As already mentioned, you could rule out the Form Extractors considering that there are dynamic rows. But before going to check with Document Understanding, would suggest you to check out on the feasibility by understanding the fields needed to be captured.

If we would be able to identify a common pattern among the fields in different samples, then it should be possible using regex/String manipulations.

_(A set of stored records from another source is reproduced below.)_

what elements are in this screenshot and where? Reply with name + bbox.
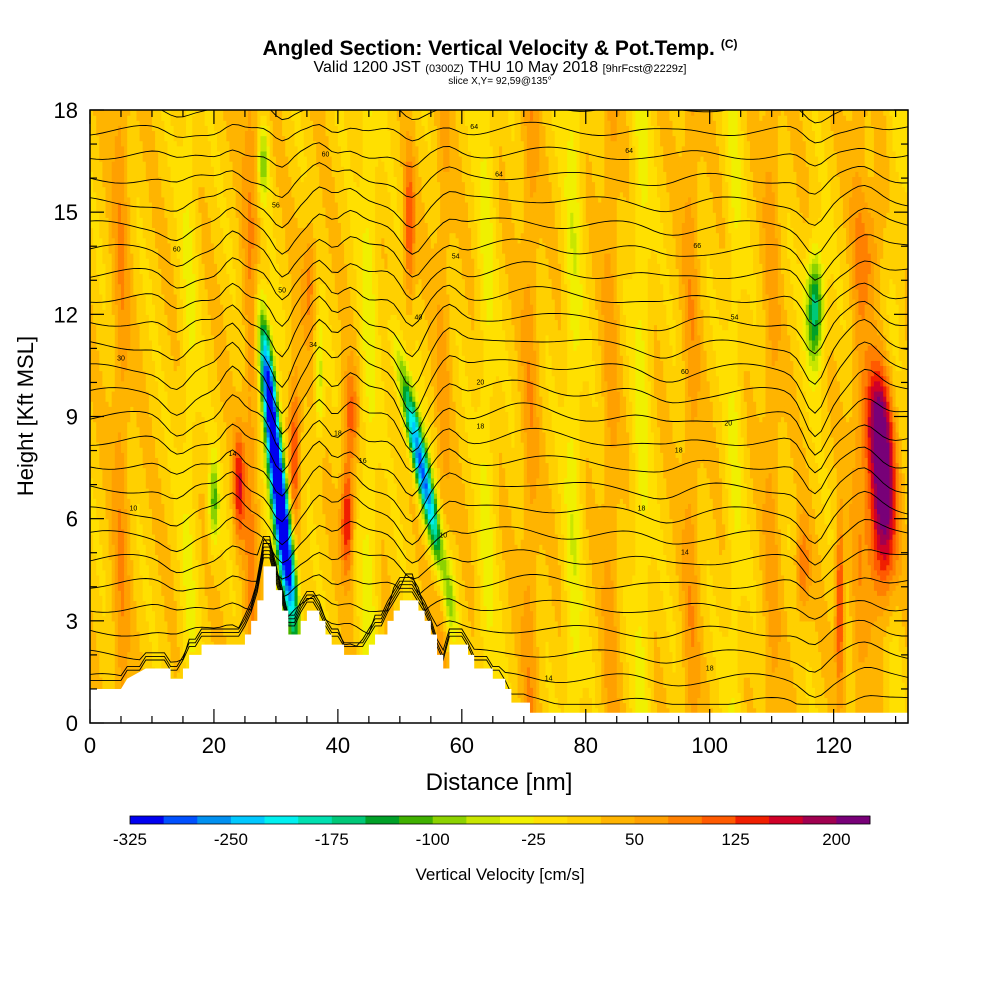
cross-section-plot: 1014181610141814181820182030344050545460… bbox=[0, 0, 1000, 1000]
velocity-field bbox=[90, 110, 909, 724]
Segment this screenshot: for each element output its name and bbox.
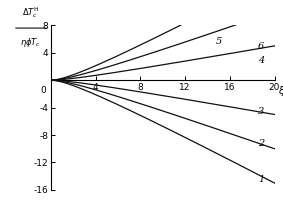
Text: 3: 3 — [258, 107, 264, 116]
Text: 5: 5 — [215, 37, 222, 46]
Text: 1: 1 — [258, 175, 264, 184]
Text: $\Delta T_c^{\mathrm{H}}$: $\Delta T_c^{\mathrm{H}}$ — [22, 5, 40, 20]
Text: 0: 0 — [41, 86, 46, 95]
Text: 6: 6 — [258, 42, 264, 51]
Text: $\eta\phi T_c$: $\eta\phi T_c$ — [20, 36, 41, 49]
Text: $\xi_c$: $\xi_c$ — [278, 84, 283, 98]
Text: 4: 4 — [258, 56, 264, 65]
Text: 2: 2 — [258, 139, 264, 149]
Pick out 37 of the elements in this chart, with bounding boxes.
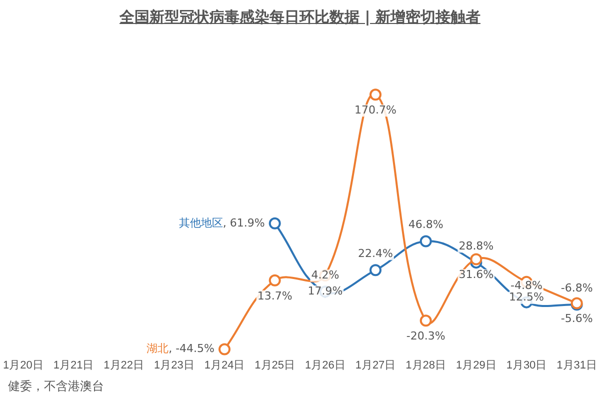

However, If there are different templates, then would suggest to go for Document Understanding.

1 Like


Thanks for your advice, if I have fixed row height , but with variation in row number , mean each page may contain 0 to max 3 rows, then what is the best way if I want to extract the value highlighted in yellow + indicated in red arrow (most important) ?

@Nilochan ,

We do see a pattern on the values that are to be highlighted, Is it possible to share the Sample PDF or the Extracted Text from Read PDF Text (Preserve Format enabled) activity ?

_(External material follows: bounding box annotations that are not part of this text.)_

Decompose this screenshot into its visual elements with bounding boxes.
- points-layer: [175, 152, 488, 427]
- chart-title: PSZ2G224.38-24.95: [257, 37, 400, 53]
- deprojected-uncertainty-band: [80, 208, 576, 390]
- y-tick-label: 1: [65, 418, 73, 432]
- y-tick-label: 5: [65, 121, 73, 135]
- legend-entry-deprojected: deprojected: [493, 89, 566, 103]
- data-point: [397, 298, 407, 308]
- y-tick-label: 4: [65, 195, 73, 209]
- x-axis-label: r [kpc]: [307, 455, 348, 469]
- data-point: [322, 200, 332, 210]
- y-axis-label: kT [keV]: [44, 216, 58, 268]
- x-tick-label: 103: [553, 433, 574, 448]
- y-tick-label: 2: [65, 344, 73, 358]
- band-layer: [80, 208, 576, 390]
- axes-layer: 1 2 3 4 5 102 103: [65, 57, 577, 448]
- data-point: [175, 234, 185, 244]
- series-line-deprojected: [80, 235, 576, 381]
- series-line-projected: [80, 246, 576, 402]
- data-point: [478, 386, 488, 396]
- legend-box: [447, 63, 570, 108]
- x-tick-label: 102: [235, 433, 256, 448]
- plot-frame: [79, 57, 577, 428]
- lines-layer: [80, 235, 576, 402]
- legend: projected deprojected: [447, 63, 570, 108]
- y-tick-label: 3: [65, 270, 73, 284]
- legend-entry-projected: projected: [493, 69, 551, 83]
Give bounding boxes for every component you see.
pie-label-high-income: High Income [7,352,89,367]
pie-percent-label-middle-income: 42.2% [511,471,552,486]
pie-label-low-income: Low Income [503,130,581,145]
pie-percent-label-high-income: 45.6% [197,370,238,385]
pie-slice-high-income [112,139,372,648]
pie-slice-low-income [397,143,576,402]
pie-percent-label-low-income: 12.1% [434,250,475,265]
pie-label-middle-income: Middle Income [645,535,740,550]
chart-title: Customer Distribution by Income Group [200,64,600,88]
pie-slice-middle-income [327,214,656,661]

We could provide you with the regex expressions/workflow solution by testing it from our end.

1 Like

PO_8210159911_20230704_030809.pdf (103.2 KB)

Appreciate your kind help with above sample. I tried to paste above PO in chat gpt, and then get the regex and valid it in regex / UiPath, but i am unable to get all the regex that can capture the desired results (highlighted in yellow + indicated in red arrow)

@Nilochan ,

For the sent sample, we are able to get the required Expected Output. You could validate it and test it out with different sample and let us know if it does not work.
Regex_Extract_SpecificData2.zip (26.8 KB)

However, the other format mentioned in your initial post, will not be handled, it does seem that there are one field added in it and one field removed. So, not an uniform extraction. If the extraction also needs to be adhered to different formats, we would need to know how many different formats are present and then try to generalise it if possible else we would have to use Document Understanding for various templates of the document.

1 Like

Hi supermanPunch, thank you very much.

Would you mind to share your packages ?
I encounter some difficulties when trying to load the files.

My pacakges as below, so i need to download those packages that are missing

Hi Supermanpunch, it’s working now!!!

The regex that u provided work perfectly !!!
I’m just wonder how to get this regex ? I tried with chatgpt, but unable to get the “quoted” result haha.

image

1 Like

@supermanPunch . I think this is the reason pertaining to the regex approach that you use is working perfectly !!!

You method : (i) Using the Regex to get the part of content inside the row
(ii) Using below method to split it

image

image

I think this is awesome, i think i can apply this to other format as long as the format is same (despite having different row height )

2 Likes

This topic was automatically closed 3 days after the last reply. New replies are no longer allowed.